Ce tunnel désaffecté est situé à sur le tracé d'une ligne désaffectée, qui fait pas loin de 40 kilomètres. Étant gosse, j'utilisais ce tunnel assez souvent. En effet, il coupe court dans la montagne. Ne pas l'utiliser revenait d'une part à gravir une colline assez abrupte, d'autre part à longer une route de la mort, celle qui relie les seules deux grosses villes du secteur. C'est la seule grosse route du coin. Les camions y foncent comme des malades, au milieu de motards furieux et de voitures de tarés. C'était un raccourci idéal, qui faisait gagner une heure et demi, sans compter que ça mettait au frais par les temps de canicule. C'était le chemin des grandes promenades.

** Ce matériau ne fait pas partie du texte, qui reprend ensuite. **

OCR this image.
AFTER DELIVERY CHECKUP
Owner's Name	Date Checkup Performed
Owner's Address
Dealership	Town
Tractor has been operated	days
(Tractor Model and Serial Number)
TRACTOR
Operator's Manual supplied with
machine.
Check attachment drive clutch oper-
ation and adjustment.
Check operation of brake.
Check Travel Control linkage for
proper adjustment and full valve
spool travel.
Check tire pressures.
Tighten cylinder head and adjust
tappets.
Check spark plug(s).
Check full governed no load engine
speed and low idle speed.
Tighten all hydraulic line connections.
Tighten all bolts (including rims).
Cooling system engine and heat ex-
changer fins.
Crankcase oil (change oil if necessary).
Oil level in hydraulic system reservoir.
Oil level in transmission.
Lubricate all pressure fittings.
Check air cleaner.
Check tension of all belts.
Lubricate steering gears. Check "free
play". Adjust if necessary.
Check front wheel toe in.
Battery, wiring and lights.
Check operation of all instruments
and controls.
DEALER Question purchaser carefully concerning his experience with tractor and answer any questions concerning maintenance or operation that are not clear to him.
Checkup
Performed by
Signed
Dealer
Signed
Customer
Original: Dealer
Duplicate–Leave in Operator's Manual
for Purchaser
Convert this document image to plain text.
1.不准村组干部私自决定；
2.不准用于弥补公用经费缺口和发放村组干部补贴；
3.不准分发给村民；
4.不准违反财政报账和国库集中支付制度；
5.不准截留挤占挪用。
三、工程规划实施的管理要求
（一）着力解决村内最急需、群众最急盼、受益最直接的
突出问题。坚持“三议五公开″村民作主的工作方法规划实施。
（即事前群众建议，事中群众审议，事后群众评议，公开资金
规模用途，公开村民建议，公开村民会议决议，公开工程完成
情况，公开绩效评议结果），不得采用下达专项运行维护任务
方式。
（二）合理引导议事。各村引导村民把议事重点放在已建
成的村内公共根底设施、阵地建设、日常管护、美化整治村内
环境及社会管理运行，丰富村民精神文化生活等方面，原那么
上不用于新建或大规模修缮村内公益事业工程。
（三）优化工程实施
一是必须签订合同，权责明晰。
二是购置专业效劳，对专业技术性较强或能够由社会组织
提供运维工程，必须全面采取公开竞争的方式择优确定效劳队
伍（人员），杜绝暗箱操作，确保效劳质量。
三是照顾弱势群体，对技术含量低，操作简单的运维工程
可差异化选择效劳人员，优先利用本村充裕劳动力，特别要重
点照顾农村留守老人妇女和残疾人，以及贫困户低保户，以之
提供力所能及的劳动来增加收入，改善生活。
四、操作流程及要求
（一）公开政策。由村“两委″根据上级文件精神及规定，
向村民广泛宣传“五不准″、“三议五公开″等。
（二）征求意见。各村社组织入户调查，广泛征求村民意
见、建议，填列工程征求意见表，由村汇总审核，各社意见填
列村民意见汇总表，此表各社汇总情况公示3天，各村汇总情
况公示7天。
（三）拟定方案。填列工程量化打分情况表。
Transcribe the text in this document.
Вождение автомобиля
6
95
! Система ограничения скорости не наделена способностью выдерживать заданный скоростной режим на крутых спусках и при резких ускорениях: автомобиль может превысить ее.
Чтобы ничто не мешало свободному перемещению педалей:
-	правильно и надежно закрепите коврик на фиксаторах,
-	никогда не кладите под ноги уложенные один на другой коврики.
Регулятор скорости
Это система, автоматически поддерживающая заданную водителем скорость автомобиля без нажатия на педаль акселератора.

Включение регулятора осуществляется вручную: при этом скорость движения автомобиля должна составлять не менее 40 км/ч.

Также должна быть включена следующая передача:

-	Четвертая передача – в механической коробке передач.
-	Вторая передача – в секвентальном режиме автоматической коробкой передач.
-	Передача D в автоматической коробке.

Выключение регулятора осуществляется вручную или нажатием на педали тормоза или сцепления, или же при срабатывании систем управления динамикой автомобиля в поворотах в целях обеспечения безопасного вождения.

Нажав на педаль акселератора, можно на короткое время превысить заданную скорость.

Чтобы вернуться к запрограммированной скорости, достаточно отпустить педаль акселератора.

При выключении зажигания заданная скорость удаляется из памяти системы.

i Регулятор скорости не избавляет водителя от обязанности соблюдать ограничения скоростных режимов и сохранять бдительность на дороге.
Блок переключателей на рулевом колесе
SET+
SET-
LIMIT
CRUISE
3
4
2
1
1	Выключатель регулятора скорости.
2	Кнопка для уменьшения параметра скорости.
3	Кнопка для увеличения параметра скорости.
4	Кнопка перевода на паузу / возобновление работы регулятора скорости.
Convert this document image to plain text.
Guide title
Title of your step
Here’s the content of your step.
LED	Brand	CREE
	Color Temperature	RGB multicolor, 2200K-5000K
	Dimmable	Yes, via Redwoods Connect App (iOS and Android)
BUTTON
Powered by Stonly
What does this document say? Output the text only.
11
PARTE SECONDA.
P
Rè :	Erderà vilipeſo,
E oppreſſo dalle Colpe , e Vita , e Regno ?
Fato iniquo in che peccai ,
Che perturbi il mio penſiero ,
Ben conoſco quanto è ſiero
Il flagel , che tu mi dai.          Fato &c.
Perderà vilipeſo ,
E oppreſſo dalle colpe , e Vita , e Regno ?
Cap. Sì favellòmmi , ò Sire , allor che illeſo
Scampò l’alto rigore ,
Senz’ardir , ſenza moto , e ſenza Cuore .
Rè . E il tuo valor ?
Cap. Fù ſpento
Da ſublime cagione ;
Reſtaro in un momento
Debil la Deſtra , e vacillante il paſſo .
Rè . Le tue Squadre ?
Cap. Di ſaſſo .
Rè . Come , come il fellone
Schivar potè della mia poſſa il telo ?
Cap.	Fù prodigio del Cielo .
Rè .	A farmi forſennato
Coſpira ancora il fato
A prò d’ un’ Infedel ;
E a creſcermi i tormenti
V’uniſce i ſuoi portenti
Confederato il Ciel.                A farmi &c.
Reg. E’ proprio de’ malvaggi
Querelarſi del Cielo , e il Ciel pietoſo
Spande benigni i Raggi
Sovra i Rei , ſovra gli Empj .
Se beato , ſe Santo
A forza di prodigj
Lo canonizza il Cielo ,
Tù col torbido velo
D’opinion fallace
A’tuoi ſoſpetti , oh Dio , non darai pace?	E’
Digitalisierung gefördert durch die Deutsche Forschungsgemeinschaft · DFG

J'avais l'amour du pays, les châtaignes plein le sac, les genets-scorpions qui craquent sous le soleil écrasant, au loin la silhouette des noirs monts dans l'ubac.

Combien d'années ont passé ? Entre 15 et 20 ? Tout ce qu'on peut dire, c'est que notre époque est devenue largement plus pire que ce qu'on peut imaginer du passé. Je n'étais jamais-jamais retourné dans ce tunnel. J'en gardais une mémoire de lieu sauvage, paisible, attendu, un p'tit coup de frais salvateur avant le retour à la maison - souvenir d'ado à peine effacé.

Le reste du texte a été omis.